交流という目的はもちろんのこと、そういった仲間は運動や在宅生活においても大きな心の支えになる。
ところが仲間ができるところには、かならず“いじめ”が起きる。
“いじめ”?
学校や職場ではよく聞く言葉だが、高齢者の通う施設にはそんなことはないだろう・・・。
いや、これは非常に多いのである。
人生経験豊富な方々が集まる場所、人と人とが支えあい、お互いに配慮しあい、みなさんが譲り合う、大人な世界、みなさん楽しく過ごしましょう・・・とはいかないのが現実である。
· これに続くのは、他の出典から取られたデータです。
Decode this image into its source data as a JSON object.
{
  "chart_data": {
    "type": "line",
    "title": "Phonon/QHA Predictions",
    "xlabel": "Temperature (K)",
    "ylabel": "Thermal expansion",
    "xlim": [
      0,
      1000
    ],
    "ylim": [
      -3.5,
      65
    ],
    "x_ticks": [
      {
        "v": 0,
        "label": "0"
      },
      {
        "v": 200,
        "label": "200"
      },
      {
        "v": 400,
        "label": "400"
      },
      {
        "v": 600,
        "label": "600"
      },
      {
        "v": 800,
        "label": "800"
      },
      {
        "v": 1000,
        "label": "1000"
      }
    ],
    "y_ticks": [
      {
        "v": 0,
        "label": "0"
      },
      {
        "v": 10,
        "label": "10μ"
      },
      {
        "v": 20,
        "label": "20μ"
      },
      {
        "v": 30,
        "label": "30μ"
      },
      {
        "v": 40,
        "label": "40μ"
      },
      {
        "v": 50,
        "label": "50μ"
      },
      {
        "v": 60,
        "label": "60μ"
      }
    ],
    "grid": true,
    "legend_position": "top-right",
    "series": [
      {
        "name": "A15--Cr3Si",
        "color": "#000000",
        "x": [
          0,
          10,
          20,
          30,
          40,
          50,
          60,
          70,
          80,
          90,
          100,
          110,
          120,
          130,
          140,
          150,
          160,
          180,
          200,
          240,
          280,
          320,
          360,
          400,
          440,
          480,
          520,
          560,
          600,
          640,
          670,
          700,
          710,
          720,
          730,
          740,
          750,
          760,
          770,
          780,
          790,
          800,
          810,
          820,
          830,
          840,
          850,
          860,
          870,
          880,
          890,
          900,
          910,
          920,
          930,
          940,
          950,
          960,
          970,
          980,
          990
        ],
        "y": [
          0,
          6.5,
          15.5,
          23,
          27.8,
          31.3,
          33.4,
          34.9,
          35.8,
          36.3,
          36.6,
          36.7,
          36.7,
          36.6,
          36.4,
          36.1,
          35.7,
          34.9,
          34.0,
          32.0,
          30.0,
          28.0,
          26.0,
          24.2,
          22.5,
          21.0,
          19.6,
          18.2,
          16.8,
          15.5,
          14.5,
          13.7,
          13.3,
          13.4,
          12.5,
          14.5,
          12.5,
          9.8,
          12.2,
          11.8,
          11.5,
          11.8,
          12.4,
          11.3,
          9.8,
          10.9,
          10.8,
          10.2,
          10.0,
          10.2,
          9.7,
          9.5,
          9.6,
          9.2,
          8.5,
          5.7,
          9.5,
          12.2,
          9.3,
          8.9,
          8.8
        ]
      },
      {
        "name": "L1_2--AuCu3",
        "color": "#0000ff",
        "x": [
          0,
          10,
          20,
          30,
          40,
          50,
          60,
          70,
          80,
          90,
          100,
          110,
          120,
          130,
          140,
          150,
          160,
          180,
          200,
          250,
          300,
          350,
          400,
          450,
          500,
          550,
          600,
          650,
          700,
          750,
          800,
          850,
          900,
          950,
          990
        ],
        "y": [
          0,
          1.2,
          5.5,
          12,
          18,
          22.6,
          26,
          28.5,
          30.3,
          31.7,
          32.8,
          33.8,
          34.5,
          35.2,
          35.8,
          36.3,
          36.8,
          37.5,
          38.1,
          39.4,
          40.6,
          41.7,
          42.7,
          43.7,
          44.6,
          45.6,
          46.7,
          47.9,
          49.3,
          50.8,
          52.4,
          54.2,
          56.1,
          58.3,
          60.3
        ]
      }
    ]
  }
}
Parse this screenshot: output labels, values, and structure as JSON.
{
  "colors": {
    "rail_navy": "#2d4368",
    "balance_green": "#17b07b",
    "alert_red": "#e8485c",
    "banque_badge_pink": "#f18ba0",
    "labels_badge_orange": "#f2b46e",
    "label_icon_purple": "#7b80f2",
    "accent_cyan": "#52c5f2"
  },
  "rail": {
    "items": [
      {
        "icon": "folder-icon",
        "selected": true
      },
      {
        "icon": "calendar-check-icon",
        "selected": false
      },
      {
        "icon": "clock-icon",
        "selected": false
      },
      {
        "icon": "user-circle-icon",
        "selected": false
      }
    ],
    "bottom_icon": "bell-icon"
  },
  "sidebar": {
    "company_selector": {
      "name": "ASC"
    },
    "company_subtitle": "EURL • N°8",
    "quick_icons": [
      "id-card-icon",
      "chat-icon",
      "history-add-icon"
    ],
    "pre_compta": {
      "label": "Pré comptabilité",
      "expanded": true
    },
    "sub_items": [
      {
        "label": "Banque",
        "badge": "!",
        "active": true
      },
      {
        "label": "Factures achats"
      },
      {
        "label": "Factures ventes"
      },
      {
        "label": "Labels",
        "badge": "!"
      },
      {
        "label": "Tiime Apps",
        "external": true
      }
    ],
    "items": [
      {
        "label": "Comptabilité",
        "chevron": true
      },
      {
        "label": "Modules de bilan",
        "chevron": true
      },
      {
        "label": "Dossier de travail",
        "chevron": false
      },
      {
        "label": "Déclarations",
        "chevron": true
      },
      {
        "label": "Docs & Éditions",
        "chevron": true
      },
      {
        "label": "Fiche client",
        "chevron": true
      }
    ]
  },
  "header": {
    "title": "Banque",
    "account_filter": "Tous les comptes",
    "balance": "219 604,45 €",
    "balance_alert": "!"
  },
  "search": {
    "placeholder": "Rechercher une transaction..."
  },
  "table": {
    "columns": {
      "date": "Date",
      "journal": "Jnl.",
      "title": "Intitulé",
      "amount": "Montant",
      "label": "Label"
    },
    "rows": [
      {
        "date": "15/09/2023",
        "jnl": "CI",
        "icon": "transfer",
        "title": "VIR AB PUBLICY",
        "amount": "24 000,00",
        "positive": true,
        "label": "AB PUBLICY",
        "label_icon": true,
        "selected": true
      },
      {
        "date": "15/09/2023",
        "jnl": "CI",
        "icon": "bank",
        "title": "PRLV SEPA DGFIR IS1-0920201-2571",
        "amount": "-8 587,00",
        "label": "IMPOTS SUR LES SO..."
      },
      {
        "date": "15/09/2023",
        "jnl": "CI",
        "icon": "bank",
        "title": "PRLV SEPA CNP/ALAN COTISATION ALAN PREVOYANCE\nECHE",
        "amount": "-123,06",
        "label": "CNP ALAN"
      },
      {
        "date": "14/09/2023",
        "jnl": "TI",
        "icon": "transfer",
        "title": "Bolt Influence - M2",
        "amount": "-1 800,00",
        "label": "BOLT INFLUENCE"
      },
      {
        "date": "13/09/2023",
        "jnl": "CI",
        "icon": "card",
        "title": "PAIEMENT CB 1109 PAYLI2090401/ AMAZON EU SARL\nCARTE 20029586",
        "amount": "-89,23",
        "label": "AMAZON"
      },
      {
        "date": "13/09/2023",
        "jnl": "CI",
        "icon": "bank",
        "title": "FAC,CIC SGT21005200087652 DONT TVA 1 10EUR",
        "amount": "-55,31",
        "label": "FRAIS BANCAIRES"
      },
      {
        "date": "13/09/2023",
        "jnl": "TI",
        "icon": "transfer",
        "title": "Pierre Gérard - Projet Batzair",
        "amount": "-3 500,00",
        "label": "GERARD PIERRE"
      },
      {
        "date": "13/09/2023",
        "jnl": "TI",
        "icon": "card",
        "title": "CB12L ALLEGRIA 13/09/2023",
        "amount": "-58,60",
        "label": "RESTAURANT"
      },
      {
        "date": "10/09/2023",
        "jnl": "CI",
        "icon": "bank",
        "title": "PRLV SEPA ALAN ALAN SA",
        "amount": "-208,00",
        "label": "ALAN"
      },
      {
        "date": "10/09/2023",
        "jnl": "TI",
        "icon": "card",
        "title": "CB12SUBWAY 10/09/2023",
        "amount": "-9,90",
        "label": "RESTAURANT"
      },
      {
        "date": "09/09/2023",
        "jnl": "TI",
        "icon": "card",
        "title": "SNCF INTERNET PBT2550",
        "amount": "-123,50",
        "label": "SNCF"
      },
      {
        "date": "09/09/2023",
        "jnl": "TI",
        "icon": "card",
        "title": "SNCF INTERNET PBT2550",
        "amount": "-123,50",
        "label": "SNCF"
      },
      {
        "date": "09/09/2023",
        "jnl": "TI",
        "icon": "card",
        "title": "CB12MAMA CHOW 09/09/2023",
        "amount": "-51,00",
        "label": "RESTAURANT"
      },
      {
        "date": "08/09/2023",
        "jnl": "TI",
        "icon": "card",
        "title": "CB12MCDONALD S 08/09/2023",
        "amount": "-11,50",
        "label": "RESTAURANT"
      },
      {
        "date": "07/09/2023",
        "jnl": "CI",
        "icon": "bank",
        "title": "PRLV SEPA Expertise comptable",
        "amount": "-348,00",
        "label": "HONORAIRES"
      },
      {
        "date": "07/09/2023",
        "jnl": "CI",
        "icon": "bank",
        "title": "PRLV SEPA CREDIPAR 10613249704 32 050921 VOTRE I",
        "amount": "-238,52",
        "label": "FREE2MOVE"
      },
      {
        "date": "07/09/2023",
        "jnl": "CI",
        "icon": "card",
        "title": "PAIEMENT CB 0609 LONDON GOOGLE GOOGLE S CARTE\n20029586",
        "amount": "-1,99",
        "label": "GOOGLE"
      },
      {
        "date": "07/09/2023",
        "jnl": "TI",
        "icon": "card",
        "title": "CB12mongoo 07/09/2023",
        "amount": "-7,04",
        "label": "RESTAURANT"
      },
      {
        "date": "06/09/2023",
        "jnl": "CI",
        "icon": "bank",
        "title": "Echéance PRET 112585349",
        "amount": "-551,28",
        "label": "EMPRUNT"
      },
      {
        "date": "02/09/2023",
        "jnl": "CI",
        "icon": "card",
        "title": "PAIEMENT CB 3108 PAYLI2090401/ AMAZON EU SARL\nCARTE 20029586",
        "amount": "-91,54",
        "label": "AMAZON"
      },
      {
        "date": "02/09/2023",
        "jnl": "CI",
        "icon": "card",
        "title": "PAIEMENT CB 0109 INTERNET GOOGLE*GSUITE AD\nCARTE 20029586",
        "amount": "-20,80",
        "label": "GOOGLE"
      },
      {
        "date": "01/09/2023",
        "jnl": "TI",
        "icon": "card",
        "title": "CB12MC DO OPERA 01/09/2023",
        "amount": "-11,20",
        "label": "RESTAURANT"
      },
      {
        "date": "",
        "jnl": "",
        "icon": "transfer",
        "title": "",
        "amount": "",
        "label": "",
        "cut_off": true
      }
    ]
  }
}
古くからいる発言力が強い人がグループのボスになり、発言力の弱い人をいじめる。気の弱い人はボスの顔色をみながらデイサービスの一日を過ごしていく。さらにデイサービスの職員はそのボスの機嫌をそこねないように配慮していく。カンファレンスでは「Aさん(ボス)は困った人だ・・」と職員同士で困っているだけで何も解決できない。デイサービスの中は、派閥、グループの力関係ができあがる。
では、なぜそのようなことが起きるのだろうか。
それは人間関係の固定化と役割の喪失の二つが大きな原因である
人間関係の固定化、これはデイサービスの運営の問題である。デイサービスは大抵、席が毎回固定になる。身体状態や認知症状、または相性から席はあらかじめ決められることが多いのだが、これが逆にグループを作ってしまう。また、本当に席の配慮が必要な人に我慢をさせて、意見の強い人がもっとも快適な席に座る、なんてことも発生する。力関係が如実にあらわれるのだ。デイサービスのような大人が集まる交流の場でも、弱者が我慢をしいられることがあり、それを職員は黙認する。そうしながらも「うちは利用者さんみなさんが明るくて仲が良いのですよ」と笑っていうのだ。
もうひとつが役割の喪失である。
これはケアの問題である。
デイサービスにいても、とくにやることがない。
入浴、運動・・といっても一日のうちのほんの数時間だけ、あとはレクだが、もてあます。
人間は何かに打ち込んでいたり、自分が充実していると、他人をいじめたりしない。
自分が弱い立場になったり、寂しかったりすると、自らの気持ちを満たすために、他者をイジメはじめる。だから、役割や目的をしっかりともってもらうことが、良好な人間関係を維持するにはとても大切。
しかし、実際に行うには、日々の人間関係をよく観察し、積極的に関係の中に介入し、同時に見守ることが必要である。そして、弱者の立場にある人の良い面を引き立て、発言力の強い人にもイキイキできる役割を一緒に見つけ出す。
テーブル席は毎回固定せずに常に人間関係を入れ替える、しかし入れ替えるときも、人間関係が途切れないように、微妙な人のつながりを残しておく。そうすることで、常に新しい刺激になり、交流の幅は広がる、おかしな縄張り意識をなくすことができるのです。もちろん、これを実践するには気づきと配慮の力に優れた現場スタッフの存在が不可欠である。
人は心が元気になれば、いろいろな関係性がでてくる。特に認知症の方はそれが如実にあらわれる。デイサービスという場所が、豊かな人間関係の場となり、通う方々が心から満たされるであってほしい。